As it happens, one way or another (and I'm not entirely sure
*which* way; I'd have to look at my notes), we *do* have Tomcat
listening directly on 443 (but not 80; nothing there is currently
listening on 80) on that particular EC2 instance (and I'm pretty
sure we have HTTPD running on a *different* port, for the SVN and
Trac sharing the box).

Hmm. It seems I was mistaken about two things: (1) that the Tomcat server under discussion is listening *directly* on 443, and (2) that I could find my notes on how I set the box up.

What I can find is the server.xml file, and the active connector definition. The thing that catches my eye is
port="8443" proxyPort="443"

I hope that indicates how it is I'm getting this to look like port 443 to the outside world, because I honestly can't remember what I did (even though it looks like it's only been six months since I did it).

I now know one thing that I apparently did *not* do: I did *not* have HTTPD handle the public-facing TLS for Tomcat, because when I swapped in a self-signed keystore on Tomcat, and used the new "Re-read TLS configuration files" button in Manager, the self-signed cert is what was visible to browsers.

Trac and SVN do indeed appear to be set up through HTTPD. And the Tomcat and Apache files appear to share a common keypair and certificate, and I'm pretty sure I remember *starting with* a Java Keystore (since it's very familiar territory for me, and since I have KeyStore Explorer on my Mac), and exporting files from it, i.e., (the names have been changed to protect the innocent), I started with "/etc/tomcat8/foo.bar.net.ks," and derived "/etc/pki/tls/certs/foo.bar.net.cer," "/etc/pki/tls/certs/foo.bar.net.ca.crt," and "/etc/pki/tls/private/foo.bar.net.key" from it.

Am I to understand that Tomcat 8.5.40 can use the ".cer," ".ca.crt" and ".key" files directly, instead of the Java Keystore file?
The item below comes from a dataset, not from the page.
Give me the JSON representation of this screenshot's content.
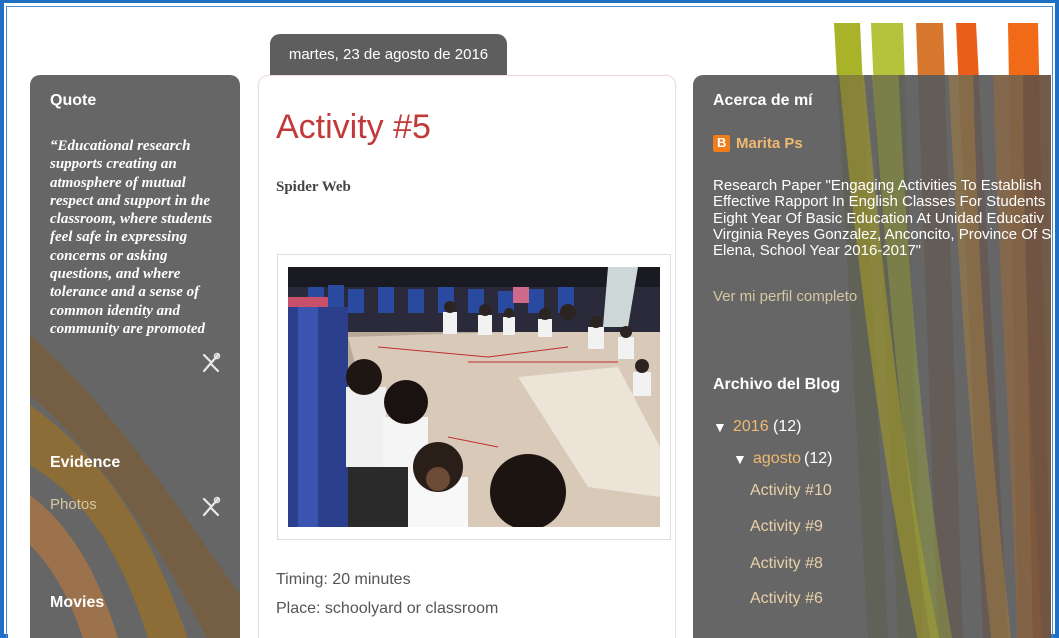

If so, then that could potentially simplify things: if I have HTTPD listen on 80, and Tomcat sharing the same actual certificate and private key *files* that HTTPD uses, then the only other thing I have to automate would be a cron job to either restart Tomcat, or just do a programmatic "re-read TLS configuration," whenever the regular Let's Encrypt job for HTTPD completes.

Does any of this make any sense at all, or am I sucking antimatter?